第10話
「私は知っていた。人ではないあれの存在を」
そう言って、蓮宮は話を続けた。
蓮宮は九条の部屋を見るために、向かいの雑居ビルの屋上へ上がった。双眼鏡で九条の部屋を見ると、そのベランダに銀髪の少女がいた。風に
「ひゃっ!」
蓮宮は驚いて、尻もちをついた。そこには、あの銀髪の少女が立っていたのだ。冷たい無表情で蓮宮を見下ろす少女。
「だめだ!」
向かいのマンションから男の声が響いた。蓮宮はその声に振り向くと、九条がこちらを向いていた。すぐに少女へ振り返ると、もうそこにはいなかった。

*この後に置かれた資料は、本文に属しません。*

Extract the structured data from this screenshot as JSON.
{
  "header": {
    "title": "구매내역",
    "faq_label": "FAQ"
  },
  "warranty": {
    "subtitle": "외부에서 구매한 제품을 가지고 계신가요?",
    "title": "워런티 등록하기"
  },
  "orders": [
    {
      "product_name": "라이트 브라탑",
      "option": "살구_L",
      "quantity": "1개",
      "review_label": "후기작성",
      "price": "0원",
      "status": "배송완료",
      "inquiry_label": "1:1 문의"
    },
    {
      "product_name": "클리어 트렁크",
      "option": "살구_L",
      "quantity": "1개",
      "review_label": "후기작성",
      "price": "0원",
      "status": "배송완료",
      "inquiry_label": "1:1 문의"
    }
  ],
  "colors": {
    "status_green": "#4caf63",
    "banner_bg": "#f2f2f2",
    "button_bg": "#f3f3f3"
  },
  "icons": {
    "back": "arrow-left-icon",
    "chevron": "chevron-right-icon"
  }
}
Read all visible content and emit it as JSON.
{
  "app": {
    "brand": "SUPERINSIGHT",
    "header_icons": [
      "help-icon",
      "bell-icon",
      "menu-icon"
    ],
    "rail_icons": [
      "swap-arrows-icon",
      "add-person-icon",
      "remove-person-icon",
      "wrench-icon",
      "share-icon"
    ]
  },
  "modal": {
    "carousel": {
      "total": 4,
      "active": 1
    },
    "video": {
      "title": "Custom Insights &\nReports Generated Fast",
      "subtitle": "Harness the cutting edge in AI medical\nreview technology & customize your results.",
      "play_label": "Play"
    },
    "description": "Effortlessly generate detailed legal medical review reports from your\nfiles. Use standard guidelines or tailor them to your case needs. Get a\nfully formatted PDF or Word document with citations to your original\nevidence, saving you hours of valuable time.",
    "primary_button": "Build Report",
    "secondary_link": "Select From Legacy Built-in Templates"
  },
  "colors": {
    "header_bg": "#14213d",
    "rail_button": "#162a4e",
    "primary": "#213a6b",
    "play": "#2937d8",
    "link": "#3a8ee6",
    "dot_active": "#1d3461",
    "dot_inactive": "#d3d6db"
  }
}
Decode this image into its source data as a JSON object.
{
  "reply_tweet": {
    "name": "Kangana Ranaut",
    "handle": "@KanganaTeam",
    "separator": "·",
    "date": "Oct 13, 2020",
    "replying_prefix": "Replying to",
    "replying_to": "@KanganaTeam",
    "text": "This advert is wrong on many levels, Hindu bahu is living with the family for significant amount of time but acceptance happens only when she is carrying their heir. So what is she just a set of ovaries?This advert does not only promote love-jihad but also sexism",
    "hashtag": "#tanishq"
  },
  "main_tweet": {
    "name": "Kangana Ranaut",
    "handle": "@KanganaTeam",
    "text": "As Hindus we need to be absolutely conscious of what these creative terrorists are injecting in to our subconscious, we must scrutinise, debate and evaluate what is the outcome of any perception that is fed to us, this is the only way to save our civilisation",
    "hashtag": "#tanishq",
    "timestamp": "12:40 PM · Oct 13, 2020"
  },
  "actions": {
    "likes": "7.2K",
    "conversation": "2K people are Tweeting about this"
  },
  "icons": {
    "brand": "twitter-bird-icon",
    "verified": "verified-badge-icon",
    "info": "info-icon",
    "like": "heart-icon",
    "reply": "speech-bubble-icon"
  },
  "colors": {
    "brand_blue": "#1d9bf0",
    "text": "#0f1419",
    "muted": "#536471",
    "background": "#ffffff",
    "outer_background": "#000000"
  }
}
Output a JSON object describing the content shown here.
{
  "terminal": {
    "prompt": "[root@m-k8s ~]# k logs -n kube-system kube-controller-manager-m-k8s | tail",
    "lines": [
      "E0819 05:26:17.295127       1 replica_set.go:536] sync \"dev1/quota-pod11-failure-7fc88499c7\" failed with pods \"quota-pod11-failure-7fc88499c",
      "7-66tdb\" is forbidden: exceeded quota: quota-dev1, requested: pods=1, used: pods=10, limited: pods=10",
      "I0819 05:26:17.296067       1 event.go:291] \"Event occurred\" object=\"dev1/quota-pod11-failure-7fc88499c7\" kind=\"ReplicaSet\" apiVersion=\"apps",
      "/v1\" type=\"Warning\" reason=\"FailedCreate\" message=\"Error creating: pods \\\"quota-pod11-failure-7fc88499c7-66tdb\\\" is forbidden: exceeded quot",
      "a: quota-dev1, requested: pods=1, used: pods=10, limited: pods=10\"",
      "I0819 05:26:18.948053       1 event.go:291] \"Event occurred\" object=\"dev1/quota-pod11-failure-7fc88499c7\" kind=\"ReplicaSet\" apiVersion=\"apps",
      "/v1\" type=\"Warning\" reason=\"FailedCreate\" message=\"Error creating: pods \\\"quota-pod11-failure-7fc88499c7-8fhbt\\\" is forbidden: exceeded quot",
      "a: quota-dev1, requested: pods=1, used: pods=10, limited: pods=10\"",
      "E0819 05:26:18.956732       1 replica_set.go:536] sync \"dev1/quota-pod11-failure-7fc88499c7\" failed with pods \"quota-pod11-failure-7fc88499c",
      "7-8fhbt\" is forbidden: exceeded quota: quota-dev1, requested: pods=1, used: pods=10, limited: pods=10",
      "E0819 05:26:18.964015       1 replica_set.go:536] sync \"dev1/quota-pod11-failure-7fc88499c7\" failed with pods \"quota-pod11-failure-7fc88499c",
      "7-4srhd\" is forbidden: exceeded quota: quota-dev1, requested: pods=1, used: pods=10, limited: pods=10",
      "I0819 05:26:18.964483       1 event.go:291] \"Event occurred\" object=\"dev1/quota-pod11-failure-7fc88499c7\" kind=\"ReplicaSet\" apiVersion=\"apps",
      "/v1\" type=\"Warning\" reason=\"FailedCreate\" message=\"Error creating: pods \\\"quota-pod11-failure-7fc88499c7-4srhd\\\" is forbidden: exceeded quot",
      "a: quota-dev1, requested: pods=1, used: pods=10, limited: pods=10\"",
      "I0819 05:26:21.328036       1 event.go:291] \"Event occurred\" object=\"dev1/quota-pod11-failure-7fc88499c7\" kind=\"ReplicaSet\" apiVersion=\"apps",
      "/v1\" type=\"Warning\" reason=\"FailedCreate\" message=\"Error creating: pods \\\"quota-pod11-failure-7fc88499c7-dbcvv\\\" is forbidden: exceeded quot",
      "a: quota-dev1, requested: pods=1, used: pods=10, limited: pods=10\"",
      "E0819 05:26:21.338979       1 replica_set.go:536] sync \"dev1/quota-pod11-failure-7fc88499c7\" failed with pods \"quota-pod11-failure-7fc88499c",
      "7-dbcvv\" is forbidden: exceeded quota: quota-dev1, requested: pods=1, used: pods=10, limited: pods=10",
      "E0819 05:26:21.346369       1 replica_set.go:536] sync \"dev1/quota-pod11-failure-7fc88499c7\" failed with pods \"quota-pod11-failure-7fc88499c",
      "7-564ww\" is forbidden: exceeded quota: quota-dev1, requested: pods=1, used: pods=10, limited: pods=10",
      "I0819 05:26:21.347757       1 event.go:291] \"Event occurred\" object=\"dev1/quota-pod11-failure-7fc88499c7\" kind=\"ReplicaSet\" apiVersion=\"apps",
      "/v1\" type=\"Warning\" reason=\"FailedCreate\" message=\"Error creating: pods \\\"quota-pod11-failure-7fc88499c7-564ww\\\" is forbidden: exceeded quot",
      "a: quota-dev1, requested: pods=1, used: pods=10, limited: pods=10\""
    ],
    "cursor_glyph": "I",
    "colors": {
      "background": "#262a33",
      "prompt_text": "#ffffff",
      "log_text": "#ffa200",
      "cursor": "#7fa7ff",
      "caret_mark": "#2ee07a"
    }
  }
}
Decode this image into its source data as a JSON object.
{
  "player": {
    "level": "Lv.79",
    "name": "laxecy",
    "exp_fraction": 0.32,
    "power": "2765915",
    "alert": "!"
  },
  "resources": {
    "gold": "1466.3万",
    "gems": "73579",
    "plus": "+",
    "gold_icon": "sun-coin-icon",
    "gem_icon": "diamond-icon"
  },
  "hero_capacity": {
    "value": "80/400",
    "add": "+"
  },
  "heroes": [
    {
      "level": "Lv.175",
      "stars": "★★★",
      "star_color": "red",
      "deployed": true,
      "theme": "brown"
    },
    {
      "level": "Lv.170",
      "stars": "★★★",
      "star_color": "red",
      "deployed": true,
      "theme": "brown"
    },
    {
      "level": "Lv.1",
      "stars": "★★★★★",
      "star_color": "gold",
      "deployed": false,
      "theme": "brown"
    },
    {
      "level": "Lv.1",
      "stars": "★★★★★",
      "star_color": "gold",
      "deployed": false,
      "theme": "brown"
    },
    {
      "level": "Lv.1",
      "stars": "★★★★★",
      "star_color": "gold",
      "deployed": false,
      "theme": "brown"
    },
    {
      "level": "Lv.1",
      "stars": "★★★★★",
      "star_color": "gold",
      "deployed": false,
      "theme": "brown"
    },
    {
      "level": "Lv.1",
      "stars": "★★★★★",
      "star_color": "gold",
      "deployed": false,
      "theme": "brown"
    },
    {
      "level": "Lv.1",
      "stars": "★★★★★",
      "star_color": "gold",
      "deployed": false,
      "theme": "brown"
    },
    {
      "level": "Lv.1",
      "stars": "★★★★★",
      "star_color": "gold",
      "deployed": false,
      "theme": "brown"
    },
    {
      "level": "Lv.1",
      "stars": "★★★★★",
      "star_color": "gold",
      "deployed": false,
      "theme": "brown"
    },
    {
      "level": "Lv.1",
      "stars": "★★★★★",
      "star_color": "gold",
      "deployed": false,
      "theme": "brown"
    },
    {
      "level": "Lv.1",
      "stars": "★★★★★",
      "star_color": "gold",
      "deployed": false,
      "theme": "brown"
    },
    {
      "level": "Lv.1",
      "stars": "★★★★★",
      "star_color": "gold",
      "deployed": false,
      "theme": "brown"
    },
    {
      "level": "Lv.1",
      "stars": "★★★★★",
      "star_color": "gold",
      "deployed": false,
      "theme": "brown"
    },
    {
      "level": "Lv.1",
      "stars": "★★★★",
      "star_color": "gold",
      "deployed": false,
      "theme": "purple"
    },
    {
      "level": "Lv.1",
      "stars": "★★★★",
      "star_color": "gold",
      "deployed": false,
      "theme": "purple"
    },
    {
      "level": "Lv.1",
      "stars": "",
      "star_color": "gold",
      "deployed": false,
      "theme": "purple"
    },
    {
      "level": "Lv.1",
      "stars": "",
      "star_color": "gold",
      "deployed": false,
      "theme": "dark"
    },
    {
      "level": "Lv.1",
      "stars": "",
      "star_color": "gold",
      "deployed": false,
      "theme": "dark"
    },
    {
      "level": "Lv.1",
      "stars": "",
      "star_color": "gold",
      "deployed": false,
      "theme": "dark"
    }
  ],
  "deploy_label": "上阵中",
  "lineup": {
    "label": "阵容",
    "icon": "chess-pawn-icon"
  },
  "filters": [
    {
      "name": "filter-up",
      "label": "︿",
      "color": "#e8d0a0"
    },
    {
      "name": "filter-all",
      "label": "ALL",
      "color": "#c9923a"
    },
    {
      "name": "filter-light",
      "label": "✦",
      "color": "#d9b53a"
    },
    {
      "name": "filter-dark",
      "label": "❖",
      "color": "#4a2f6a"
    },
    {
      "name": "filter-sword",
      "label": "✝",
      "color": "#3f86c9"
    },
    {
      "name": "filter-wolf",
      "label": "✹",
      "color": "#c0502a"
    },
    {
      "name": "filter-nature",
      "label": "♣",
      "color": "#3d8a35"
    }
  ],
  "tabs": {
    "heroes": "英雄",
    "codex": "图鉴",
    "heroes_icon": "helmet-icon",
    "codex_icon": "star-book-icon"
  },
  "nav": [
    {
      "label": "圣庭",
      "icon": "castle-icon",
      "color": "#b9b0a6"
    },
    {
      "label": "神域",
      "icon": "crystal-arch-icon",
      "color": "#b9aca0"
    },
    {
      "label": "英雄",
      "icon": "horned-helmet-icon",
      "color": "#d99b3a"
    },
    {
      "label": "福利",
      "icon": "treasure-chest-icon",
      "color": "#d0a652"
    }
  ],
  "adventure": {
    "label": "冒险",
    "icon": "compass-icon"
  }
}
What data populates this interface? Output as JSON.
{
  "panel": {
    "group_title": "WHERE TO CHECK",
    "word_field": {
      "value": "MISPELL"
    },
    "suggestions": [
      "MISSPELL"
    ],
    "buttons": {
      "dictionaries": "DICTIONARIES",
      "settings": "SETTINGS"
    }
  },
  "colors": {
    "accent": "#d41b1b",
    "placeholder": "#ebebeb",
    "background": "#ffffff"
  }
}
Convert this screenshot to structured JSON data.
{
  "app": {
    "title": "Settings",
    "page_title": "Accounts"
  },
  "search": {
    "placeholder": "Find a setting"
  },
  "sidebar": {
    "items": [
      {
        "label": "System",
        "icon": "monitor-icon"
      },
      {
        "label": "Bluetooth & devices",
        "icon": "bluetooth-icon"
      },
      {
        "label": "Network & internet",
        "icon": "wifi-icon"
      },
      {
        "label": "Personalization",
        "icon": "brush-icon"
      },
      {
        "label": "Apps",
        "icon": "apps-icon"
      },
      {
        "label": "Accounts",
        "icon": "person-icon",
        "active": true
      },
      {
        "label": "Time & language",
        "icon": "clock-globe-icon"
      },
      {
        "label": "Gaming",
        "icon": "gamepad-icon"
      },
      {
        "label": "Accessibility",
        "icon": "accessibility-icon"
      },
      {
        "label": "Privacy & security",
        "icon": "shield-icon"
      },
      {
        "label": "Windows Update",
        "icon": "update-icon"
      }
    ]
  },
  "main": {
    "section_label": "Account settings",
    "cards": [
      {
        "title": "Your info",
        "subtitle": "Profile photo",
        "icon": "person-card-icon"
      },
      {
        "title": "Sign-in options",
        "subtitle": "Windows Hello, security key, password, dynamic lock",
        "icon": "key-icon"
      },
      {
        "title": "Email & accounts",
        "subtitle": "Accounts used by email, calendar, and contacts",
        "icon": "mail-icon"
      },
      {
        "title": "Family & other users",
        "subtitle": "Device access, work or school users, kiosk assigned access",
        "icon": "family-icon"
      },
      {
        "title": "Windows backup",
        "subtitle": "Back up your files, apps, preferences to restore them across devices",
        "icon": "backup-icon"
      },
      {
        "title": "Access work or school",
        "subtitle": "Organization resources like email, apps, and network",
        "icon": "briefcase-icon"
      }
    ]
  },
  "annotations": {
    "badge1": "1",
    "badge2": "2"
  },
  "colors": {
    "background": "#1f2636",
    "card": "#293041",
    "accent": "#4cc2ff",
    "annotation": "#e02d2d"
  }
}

「あれは、私を認知している。でも、それで狙われているとは思わないわ。あれはきっと、九条を探しているのよ」
蓮宮は語りを終えてそう言った。
「そうかもしれないな」
五十嵐はそれを受け流し、何やら考えている。
「九条の警備は大丈夫か?」
「ええ。岡崎さんたちがついています。何の連絡もないので大丈夫だと思います」
「今から行くぞ」
榊原の報告を聞くと、五十嵐は怪訝な表情で言った。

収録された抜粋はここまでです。